All das hat sich seither (in meinem Fall) deutlich verändert. Ich bin gewachsen (immer noch nicht so gross, aber doch viel grösser als damals). Haarfarbe habe ich keine mehr. Und hätte ich Haustiere mit gleichem Namen, wäre es mittlerweile ungefähr Maxli der Zwölfte.
Etwas später in diesem «Fragebogen» (nun wurde es ein wenig komplizierter) sollte man auch angeben, welchen Berufswunsch man hegt. Lehrer und Pilot habe ich jeweils hingeschrieben (zumindest glaube ich, dass dies so war) – zwei Berufe, die auf den ersten Blick nichts oder zumindest nicht allzu viel miteinander gemeinsam haben.
Ich hatte das Glück, dass ich beides machen durfte: Zuerst das eine, dann das andere, und nach einer Zeit der «Horizonterweiterung» in der Luft wieder das eine. Dabei durfte ich feststellen, dass die beiden Berufe sehr wohl Gemeinsamkeiten haben – oder viel mehr, dass man (ich) vom einen fürs andere lernen kann und umgekehrt.
Schule und Privatwirtschaft (Schule und andere Berufe) – das ist so eine Sache: Die meisten Menschen haben (möglicherweise leicht verdrängte) Schulerfahrungen. Manche sind (deshalb) froh, diese hinter sich zu haben (was schade ist).

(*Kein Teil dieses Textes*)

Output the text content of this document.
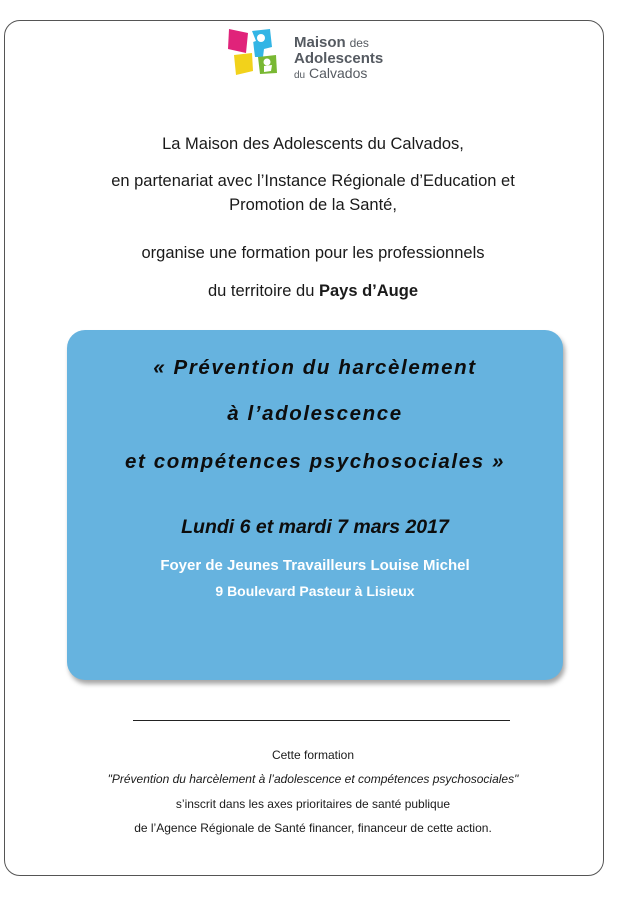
Maison des
Adolescents
du Calvados
La Maison des Adolescents du Calvados,
en partenariat avec l’Instance Régionale d’Education et
Promotion de la Santé,
organise une formation pour les professionnels
du territoire du Pays d’Auge
« Prévention du harcèlement
à l’adolescence
et compétences psychosociales »
Lundi 6 et mardi 7 mars 2017
Foyer de Jeunes Travailleurs Louise Michel
9 Boulevard Pasteur à Lisieux
Cette formation
"Prévention du harcèlement à l’adolescence et compétences psychosociales"
s’inscrit dans les axes prioritaires de santé publique
de l’Agence Régionale de Santé financer, financeur de cette action.
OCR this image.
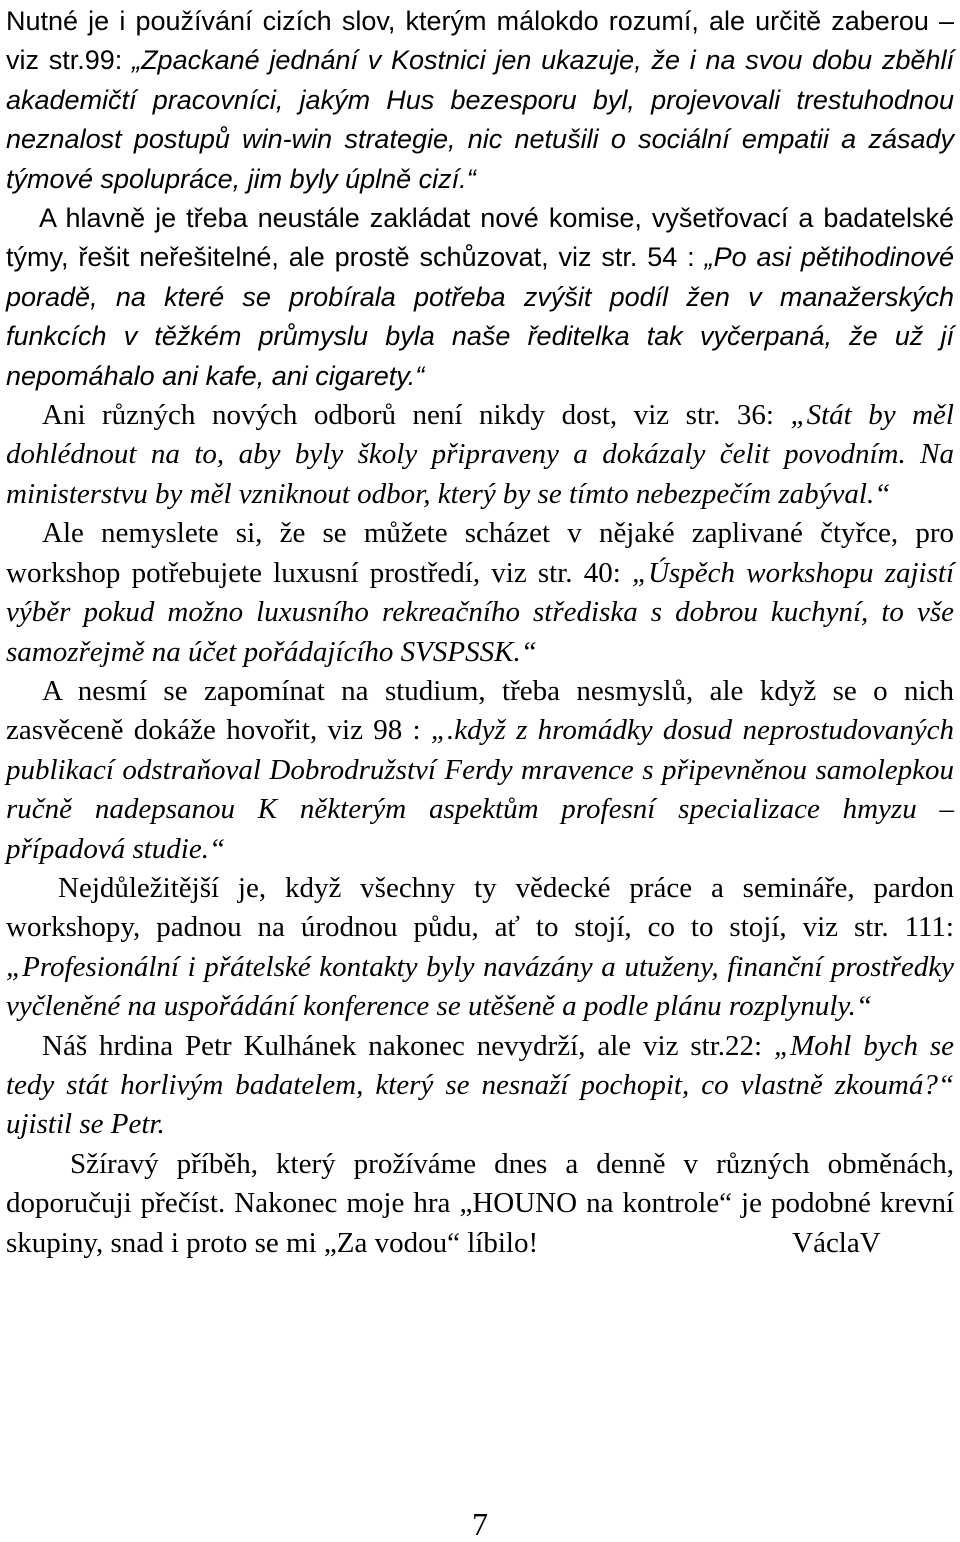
Nutné je i používání cizích slov, kterým málokdo rozumí, ale určitě zaberou – viz str.99: „Zpackané jednání v Kostnici jen ukazuje, že i na svou dobu zběhlí akademičtí pracovníci, jakým Hus bezesporu byl, projevovali trestuhodnou neznalost postupů win-win strategie, nic netušili o sociální empatii a zásady týmové spolupráce, jim byly úplně cizí.“

A hlavně je třeba neustále zakládat nové komise, vyšetřovací a badatelské týmy, řešit neřešitelné, ale prostě schůzovat, viz str. 54 : „Po asi pětihodinové poradě, na které se probírala potřeba zvýšit podíl žen v manažerských funkcích v těžkém průmyslu byla naše ředitelka tak vyčerpaná, že už jí nepomáhalo ani kafe, ani cigarety.“

Ani různých nových odborů není nikdy dost, viz str. 36: „Stát by měl dohlédnout na to, aby byly školy připraveny a dokázaly čelit povodním. Na ministerstvu by měl vzniknout odbor, který by se tímto nebezpečím zabýval.“

Ale nemyslete si, že se můžete scházet v nějaké zaplivané čtyřce, pro workshop potřebujete luxusní prostředí, viz str. 40: „Úspěch workshopu zajistí výběr pokud možno luxusního rekreačního střediska s dobrou kuchyní, to vše samozřejmě na účet pořádajícího SVSPSSK.“

A nesmí se zapomínat na studium, třeba nesmyslů, ale když se o nich zasvěceně dokáže hovořit, viz 98 : „.když z hromádky dosud neprostudovaných publikací odstraňoval Dobrodružství Ferdy mravence s připevněnou samolepkou ručně nadepsanou K některým aspektům profesní specializace hmyzu – případová studie.“

Nejdůležitější je, když všechny ty vědecké práce a semináře, pardon workshopy, padnou na úrodnou půdu, ať to stojí, co to stojí, viz str. 111: „Profesionální i přátelské kontakty byly navázány a utuženy, finanční prostředky vyčleněné na uspořádání konference se utěšeně a podle plánu rozplynuly.“

Náš hrdina Petr Kulhánek nakonec nevydrží, ale viz str.22: „Mohl bych se tedy stát horlivým badatelem, který se nesnaží pochopit, co vlastně zkoumá?“ ujistil se Petr.

Sžíravý příběh, který prožíváme dnes a denně v různých obměnách, doporučuji přečíst. Nakonec moje hra „HOUNO na kontrole“ je podobné krevní skupiny, snad i proto se mi „Za vodou“ líbilo!	VáclaV

7
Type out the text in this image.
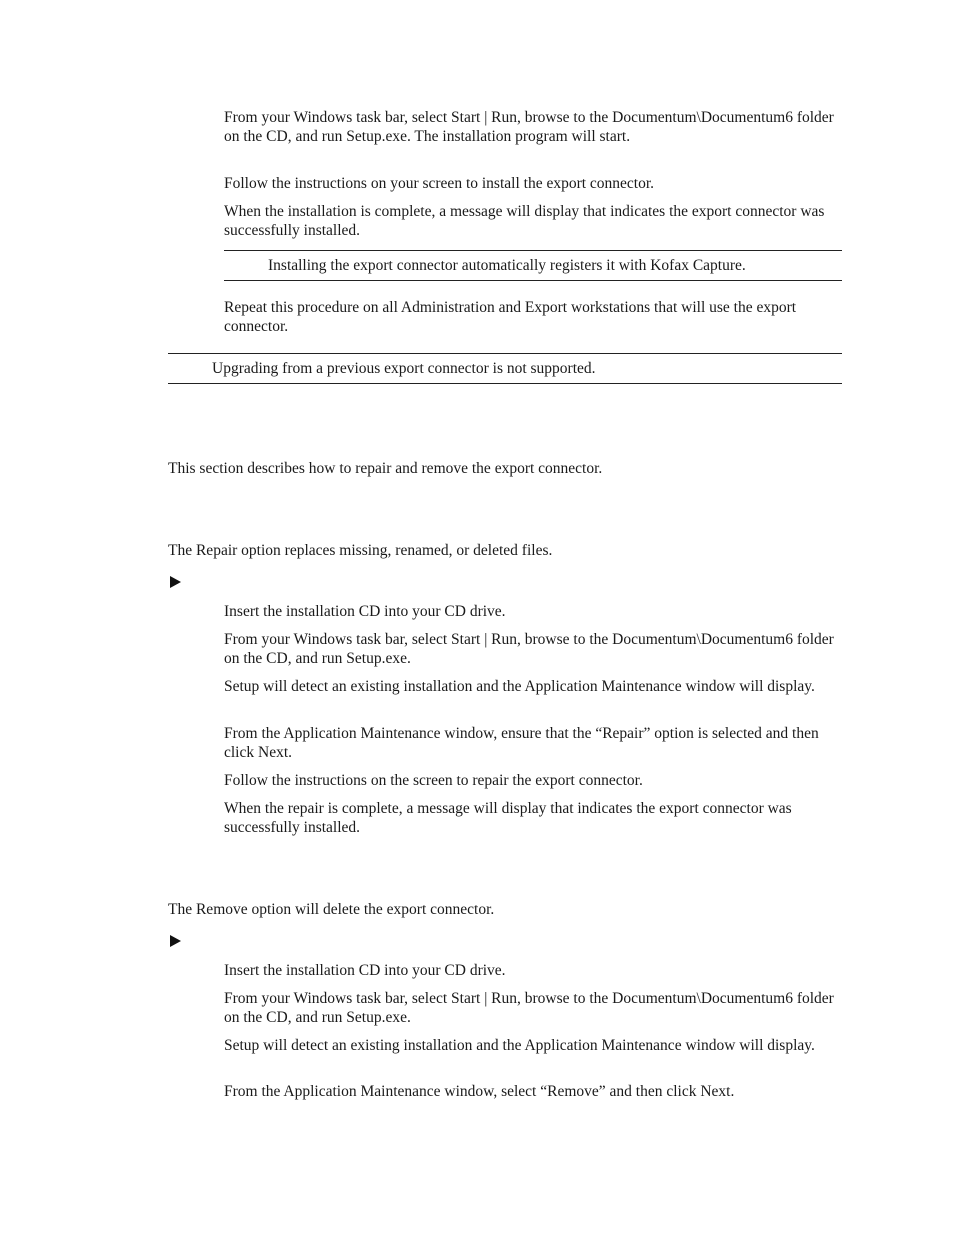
From your Windows task bar, select Start | Run, browse to the Documentum\Documentum6 folder on the CD, and run Setup.exe. The installation program will start.

Follow the instructions on your screen to install the export connector.

When the installation is complete, a message will display that indicates the export connector was successfully installed.

Installing the export connector automatically registers it with Kofax Capture.

Repeat this procedure on all Administration and Export workstations that will use the export connector.

Upgrading from a previous export connector is not supported.

This section describes how to repair and remove the export connector.

The Repair option replaces missing, renamed, or deleted files.

Insert the installation CD into your CD drive.

From your Windows task bar, select Start | Run, browse to the Documentum\Documentum6 folder on the CD, and run Setup.exe.

Setup will detect an existing installation and the Application Maintenance window will display.

From the Application Maintenance window, ensure that the “Repair” option is selected and then click Next.

Follow the instructions on the screen to repair the export connector.

When the repair is complete, a message will display that indicates the export connector was successfully installed.

The Remove option will delete the export connector.

Insert the installation CD into your CD drive.

From your Windows task bar, select Start | Run, browse to the Documentum\Documentum6 folder on the CD, and run Setup.exe.

Setup will detect an existing installation and the Application Maintenance window will display.

From the Application Maintenance window, select “Remove” and then click Next.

Alle Menschen haben jedoch bereits vor dem Eintritt in die Schule gelernt, und sie tun dies auch nach dem Schulabschluss. Und genau darum geht es doch in der Schule: Schule soll ein Raum sein, in dem sich Kinder und Jugendliche geschützt entwickeln dürfen. Schule darf (soll) aber auch einen Blick über den Zaun wagen, selbst dorthin (also über den Zaun) gehen, Besucher empfangen und vor allem von ihnen lernen. Die moderne Schule (so scheint es mir zumindest) macht dies vermehrt und mit viel Neugier. Einiges davon lässt sich in der Schule nutzen. Anderes will, soll oder kann man im Schulkontext nicht (offensichtlich) brauchen. Manches nützt den Schulleitungen und Lehrpersonen (welche ja auch Lernende sind). Anderes kann man bereits den Schülerinnen und Schülern vermitteln.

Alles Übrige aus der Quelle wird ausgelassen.